La pieuvre retire le couteau, indifférent aux cris de Lionel, qui vire au rouge, toutes les veines de son corps ressortant comme s'ils souhaitaient transpercer sa peau. Il va plus loin en enfonçant le couteau dans le deuxième œil.
C'est là que je me rends compte que Jawad s'est réveillé et qu'il s'est même fait pipi dessus.
Quand père retire le couteau cette fois, Lionel, dont le corps frêle ne peut en supporter davantage, s'évanouit.

– Le lâche, même pas foutu de rester conscient. Père retrousse les manches de son pull, dévoilant ses avant-bras et son tatouage.

Il fait signe à Bran qui réveille Lionel d'un coup de poing au ventre.
Je soupire, j'ai hâte que ces vieux débris terminent pour que je puisse m'enfermer jusqu'à l'aube avec Gayle. Je vais la prendre dans toutes les positions possibles. J'aurais dû emmener Lionel chez la pieuvre. Ça m'aurait évité d'être dérangé, parfois je ne suis pas très malin.

– Tu vas garder tes cuissardes pour moi quand je vais te baiser ? Elle penche la tête sur le côté pour m'offrir son cou. Je ne me fais pas prier et enfouis mon visage dans la jonction entre son cou et son épaule.

– Tu vas mal finir, crois-moi, Giouse. Lionel éclate de rire, tu te souviens de la prédiction de la voyante, pas vrai ? Tu… Père a enfoncé son couteau dans sa gorge pour l'empêcher de continuer. Je m'étais redressé dès qu'il a dit "prédiction", depuis quand mon père consulte des charlatans ?

– Excuse-moi, princesse. J’écarte Gayle avant de me lever.

– De quoi il parle ? Lionel est en train de s'étouffer avec son sang, le couteau toujours dans la gorge.

– Rien qui te concerne. Il sort un mouchoir de sa poche et nettoie son visage et ses mains avant de le jeter.

– Bon boulot, tu peux te reposer cette semaine. Mais tu as des contrats à honorer, ne l'oublie pas. Je hoche la tête, je suis plus préoccupé par les dernières paroles de Lionel que par ses foutus contrats. Mais je suis néanmoins soulagé quand la pieuvre et Bran partent, me laissant seule avec Gayle et un Jawad tremblant.

– Alors…

– Alors ? Questionne Gayle avec un petit sourire. Je la prends par les hanches et la plaque contre moi.

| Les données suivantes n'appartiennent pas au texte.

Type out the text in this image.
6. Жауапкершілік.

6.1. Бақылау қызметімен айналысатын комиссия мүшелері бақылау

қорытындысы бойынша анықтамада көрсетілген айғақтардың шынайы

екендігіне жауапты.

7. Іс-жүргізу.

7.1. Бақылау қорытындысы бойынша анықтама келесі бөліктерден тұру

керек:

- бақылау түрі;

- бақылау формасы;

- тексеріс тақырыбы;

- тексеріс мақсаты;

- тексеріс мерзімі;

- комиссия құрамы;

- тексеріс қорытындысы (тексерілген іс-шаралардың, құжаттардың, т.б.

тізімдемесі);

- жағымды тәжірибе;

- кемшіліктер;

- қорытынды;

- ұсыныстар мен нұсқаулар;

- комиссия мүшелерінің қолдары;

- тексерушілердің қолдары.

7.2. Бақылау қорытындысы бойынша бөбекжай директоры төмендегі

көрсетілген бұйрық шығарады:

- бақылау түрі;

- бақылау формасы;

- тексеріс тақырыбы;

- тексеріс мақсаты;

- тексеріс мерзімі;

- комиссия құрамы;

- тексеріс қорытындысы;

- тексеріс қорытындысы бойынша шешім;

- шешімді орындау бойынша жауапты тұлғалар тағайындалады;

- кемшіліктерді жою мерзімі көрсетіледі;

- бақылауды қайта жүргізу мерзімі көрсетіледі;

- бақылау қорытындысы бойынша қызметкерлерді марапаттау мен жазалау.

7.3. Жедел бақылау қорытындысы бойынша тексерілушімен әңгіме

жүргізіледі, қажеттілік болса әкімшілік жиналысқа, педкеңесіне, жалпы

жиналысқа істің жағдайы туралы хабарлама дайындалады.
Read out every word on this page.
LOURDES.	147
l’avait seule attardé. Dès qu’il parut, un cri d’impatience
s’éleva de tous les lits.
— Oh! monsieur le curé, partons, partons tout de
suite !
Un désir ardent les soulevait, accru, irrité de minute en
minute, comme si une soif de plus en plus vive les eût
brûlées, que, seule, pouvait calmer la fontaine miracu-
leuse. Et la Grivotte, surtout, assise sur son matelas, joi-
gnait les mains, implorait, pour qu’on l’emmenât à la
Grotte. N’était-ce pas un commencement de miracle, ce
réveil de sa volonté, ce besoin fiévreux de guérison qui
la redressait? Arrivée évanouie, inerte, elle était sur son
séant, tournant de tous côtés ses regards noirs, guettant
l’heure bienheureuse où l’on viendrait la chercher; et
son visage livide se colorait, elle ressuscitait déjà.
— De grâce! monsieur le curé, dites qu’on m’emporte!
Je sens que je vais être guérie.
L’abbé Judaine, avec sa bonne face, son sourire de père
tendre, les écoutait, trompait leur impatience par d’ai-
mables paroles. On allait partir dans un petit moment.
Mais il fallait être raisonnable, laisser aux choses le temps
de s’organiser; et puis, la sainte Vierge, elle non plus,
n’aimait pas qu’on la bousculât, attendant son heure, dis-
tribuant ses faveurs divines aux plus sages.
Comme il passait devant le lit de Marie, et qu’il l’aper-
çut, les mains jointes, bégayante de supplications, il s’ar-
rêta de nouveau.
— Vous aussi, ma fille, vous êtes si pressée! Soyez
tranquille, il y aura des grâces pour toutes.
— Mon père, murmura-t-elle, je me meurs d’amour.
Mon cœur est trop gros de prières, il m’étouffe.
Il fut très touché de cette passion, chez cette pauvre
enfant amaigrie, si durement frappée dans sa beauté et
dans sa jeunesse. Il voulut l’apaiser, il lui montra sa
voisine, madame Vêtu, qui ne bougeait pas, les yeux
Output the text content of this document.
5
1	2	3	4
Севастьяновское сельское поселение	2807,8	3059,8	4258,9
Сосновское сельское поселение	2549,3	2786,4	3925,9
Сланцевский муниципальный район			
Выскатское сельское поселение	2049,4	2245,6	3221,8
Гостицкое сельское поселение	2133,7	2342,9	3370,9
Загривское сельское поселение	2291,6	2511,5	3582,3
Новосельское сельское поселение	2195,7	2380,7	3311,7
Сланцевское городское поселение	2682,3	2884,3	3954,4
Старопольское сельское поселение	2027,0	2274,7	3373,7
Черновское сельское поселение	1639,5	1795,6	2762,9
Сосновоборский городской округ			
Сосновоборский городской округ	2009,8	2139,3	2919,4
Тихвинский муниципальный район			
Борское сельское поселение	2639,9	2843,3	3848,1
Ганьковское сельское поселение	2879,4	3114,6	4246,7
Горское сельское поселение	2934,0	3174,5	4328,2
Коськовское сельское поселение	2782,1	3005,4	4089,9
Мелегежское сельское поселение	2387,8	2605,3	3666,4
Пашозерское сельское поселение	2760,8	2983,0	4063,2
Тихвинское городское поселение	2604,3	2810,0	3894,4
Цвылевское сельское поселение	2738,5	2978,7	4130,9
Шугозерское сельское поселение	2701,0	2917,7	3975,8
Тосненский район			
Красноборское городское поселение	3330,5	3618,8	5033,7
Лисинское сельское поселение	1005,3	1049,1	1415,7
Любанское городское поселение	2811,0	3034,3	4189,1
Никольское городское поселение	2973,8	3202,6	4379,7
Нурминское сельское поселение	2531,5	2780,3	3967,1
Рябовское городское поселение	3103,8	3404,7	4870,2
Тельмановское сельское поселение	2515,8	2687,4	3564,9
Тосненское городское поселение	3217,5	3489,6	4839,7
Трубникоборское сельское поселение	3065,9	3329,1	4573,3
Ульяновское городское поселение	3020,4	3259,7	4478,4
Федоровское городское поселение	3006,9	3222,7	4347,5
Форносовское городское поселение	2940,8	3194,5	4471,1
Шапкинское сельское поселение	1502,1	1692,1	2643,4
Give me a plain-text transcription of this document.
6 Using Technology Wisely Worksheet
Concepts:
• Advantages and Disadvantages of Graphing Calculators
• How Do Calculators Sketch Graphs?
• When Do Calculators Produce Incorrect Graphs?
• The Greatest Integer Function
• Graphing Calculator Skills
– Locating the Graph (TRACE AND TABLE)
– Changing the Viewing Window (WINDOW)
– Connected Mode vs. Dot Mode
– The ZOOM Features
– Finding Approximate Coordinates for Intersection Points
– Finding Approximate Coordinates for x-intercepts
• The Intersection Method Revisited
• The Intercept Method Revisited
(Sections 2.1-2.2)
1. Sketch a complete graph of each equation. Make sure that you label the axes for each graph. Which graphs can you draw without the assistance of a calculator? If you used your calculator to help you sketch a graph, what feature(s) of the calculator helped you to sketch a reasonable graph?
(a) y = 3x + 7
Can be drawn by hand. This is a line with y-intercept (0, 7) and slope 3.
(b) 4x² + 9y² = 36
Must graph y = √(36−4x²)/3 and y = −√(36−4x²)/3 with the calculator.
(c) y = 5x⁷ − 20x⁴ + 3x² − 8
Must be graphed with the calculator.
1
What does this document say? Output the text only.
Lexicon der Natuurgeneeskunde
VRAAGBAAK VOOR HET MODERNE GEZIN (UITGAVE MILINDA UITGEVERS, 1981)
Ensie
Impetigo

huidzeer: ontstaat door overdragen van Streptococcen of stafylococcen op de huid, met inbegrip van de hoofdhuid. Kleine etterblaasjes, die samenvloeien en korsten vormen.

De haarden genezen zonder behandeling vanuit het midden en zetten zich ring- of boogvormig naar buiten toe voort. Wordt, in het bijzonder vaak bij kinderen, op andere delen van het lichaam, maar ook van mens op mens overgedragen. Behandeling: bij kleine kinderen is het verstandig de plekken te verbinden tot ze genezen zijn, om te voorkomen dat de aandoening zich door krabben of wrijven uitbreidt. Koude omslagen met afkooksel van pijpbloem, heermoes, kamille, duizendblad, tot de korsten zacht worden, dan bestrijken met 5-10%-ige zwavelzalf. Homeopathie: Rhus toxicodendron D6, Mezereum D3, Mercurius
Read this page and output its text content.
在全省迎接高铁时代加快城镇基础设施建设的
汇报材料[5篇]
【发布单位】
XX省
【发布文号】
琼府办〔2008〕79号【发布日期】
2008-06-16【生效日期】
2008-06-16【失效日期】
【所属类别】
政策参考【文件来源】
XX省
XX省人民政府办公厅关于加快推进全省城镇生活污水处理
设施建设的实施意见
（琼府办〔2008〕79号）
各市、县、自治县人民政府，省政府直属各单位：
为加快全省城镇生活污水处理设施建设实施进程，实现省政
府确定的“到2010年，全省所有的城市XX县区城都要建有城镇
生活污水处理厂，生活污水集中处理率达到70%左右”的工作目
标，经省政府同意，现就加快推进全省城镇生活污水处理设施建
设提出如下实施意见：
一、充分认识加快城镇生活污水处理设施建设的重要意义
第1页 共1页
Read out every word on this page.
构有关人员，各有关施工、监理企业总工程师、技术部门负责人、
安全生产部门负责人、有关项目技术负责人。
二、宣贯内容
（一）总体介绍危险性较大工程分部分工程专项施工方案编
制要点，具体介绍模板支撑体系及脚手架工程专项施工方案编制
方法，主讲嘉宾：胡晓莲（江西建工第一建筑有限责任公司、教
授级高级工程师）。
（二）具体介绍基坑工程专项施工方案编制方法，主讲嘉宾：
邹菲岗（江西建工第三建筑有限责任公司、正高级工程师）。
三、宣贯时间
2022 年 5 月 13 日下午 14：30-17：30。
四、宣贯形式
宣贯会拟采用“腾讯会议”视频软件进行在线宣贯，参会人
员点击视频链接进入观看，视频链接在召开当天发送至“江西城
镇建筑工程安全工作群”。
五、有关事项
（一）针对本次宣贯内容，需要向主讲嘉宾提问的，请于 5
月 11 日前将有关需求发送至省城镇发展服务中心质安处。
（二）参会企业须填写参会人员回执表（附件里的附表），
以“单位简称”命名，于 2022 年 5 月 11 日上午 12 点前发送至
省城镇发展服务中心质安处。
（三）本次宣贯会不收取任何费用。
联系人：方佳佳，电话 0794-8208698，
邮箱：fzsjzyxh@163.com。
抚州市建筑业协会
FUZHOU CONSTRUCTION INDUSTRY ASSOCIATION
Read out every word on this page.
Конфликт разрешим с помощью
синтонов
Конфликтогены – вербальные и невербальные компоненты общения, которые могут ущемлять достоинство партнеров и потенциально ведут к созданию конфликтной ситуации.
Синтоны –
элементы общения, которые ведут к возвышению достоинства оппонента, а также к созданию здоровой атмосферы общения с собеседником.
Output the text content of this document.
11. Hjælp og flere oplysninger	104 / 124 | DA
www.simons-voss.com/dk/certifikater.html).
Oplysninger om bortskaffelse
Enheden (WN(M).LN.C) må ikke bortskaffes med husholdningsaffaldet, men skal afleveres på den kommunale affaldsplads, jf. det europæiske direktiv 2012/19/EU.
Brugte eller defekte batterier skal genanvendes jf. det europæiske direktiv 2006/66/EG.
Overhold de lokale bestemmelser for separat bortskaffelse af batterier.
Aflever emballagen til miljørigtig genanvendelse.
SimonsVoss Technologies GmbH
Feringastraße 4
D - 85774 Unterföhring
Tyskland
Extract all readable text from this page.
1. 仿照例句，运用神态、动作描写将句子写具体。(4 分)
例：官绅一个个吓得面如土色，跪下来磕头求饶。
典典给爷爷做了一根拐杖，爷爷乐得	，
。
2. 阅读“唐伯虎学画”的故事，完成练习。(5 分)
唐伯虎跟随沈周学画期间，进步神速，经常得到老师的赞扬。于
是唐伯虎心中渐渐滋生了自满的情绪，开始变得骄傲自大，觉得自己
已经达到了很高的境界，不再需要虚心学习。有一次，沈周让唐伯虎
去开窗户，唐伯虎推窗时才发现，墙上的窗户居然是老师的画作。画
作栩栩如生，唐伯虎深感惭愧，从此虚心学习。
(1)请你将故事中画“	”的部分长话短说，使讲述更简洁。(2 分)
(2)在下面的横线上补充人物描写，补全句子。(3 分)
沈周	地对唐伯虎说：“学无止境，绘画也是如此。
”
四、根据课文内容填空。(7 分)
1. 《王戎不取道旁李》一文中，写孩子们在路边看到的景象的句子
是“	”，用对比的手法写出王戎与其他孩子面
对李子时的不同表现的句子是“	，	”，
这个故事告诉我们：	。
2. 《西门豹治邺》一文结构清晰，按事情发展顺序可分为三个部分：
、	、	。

– Retournons dans notre chambre. Elle secoue la tête avant de poser les mains sur mes épaules.

– Pourquoi aller dans la chambre ? Tu peux me prendre ici, sur cette table. Elle caresse la table où j'ai découpé bon nombre de personnes. Soulevant légèrement sa jambe, elle la plaque contre moi.

Je sens son souffle caresser mon oreille quand elle déclare :

– Ou je peux me mettre à genoux et te prendre dans ma bouche. Je te sucerai fort, profondément. Qu'en penses-tu ?

– Les deux propositions me vont, je veux prendre mon temps avec toi.

– Vraiment ? Je recule jusqu'à ce qu'elle prenne place sur la table, elle émet un petit son de gorge.

– Oui, je vais prendre toute la nuit pour découvrir ton corps dans les moindres recoins, après seulement je vais te baiser tellement fort que tu auras du mal à marcher. Gayle me regarde avec un petit sourire. En général je suis très doué pour comprendre ce à quoi pensent les gens grâce aux expressions de leurs visages, mais avec Gayle, je perds complètement tous mes repères. C'est pourquoi je n'ai pas anticipé le coup de poing que je viens de recevoir au ventre. Elle me repousse et se met debout.

– Tu disparais pendant cinq putain de mois, tu reviens et la première chose que tu fais c'est embrasser une autre fille et tu penses que je vais te laisser me toucher !

– Putain, si ma mémoire est bonne, ma queue était en toi il y a moins d'une heure.

– C'était une erreur, je ne savais pas ce que je faisais.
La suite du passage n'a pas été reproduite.